隊長が心底渋々といった感じでユーリを呼び寄せると、ヤエト隊長にユーリを紹介する。愛嬌のあるユーリにヤエト隊長を筆頭に設備部隊の面々も表情を緩めまくってる。必要最小限の顔合わせをさせた所でユーリをトイレに行かせると、隊長がヤエト隊長にユーリの調理台の依頼を押し付けた。その手腕に思わず感心せずにはいられない。
…と、そこへ副隊長が作業を一段落させたのか、ホールへと出て行った。
「ヤエト隊長さんよー…」
どこかキレ気味な副隊長の声に、隊長と設備部隊の面々が何事かと副隊長を見た。
「テメェの大声の所為でユーリが叩き起こされちまったじゃねぇかよ。あぁ?」
「何だと…」
副隊長の言葉に、隊長の表情にも怒りが浮かぶ。その迫力に、設備部隊の隊員達の方が震え上がっていた。無理も無いけど。
「だってのにぐずりもせずに起きて働くっつってんだよ、ちっこいのは。アイツは『深遠の森』でウチの隊長が保護した子供で、食事と休養がしっかり必要っつー診断をヴィンセント隊長直々に出されてるちびっこだぞ。もしまたウチのちっこいのの昼寝を邪魔する様な真似してみろ。調理部隊の全戦力を持って設備部隊に奇襲かけんぞ、コラ」
「安心しろ、それにエリエスとヴィンセント、バクスとカラフ辺りも参戦してくる。なんならオレの騎獣も追加で来るぞ」
副隊長がヤエト隊長にケンカを売ると、さり気無く隊長が戦力を足した。
…最恐二隊長も出て来るのか? あの二人を味方に付けてるなんてユーリ、凄いな。
オレがそんな感心をしてる一方で、調理部隊の上二人の怒りの宣言に設備部隊の面々の顔から一気に血の気が引く。流石のヤエト隊長でさえも顔色を土気色に変えていた。
どれだけ恐れられてるんだよ、ヴィンセント隊長とエリエス隊長。
「………気を付ける」
「そうしてくれや」
ヤエト隊長からしっかり言質を取って副隊長が厨房に戻って来た。…副隊長も流石だ。オレも仕事に戻ろう。

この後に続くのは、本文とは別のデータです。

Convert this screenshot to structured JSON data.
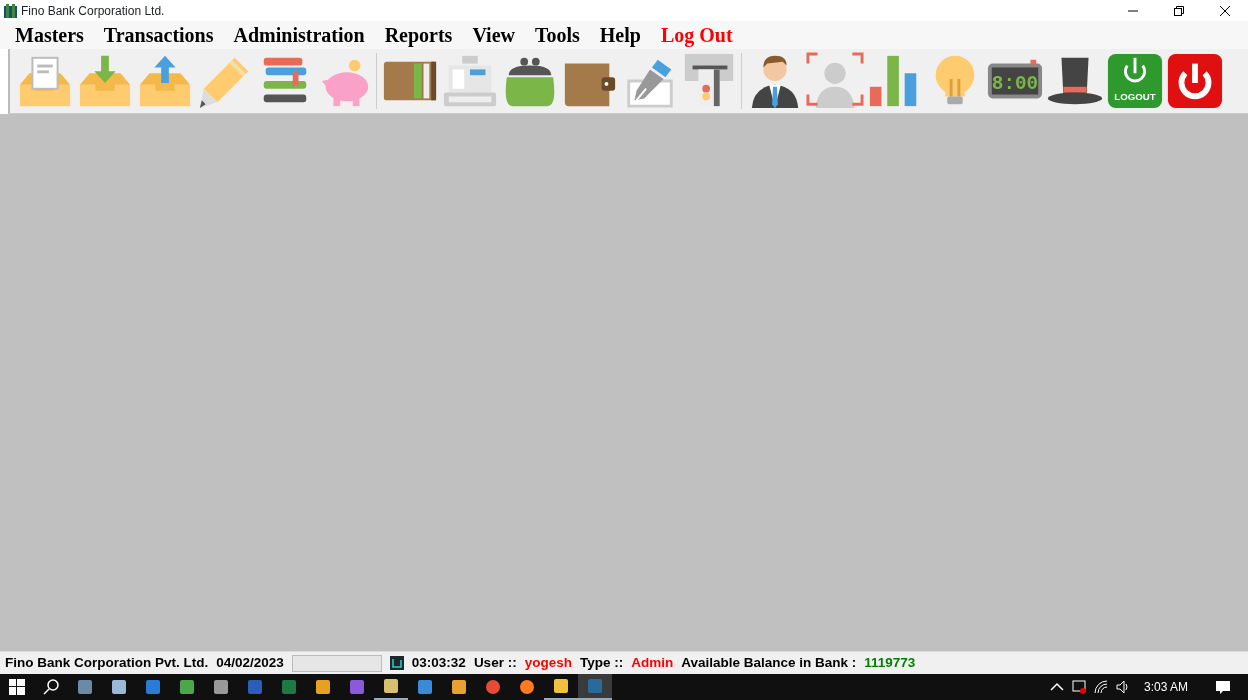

設備部隊の面々が撤収して暫くしてユーリが戻ってくる。
兄ちゃんが最初に手を血塗れにした挙げ句、剥いた皮が厚すぎて芋すらも台無しにした仕込みだ。頑張れよ、ユーリ。
[補足説明]
ピシェ:白い外見の桃。果汁は多いが、食感はシャキシャキしてる。
主人公は昼寝後は寝惚けモードなので、本編に出現していないやり取りもあります。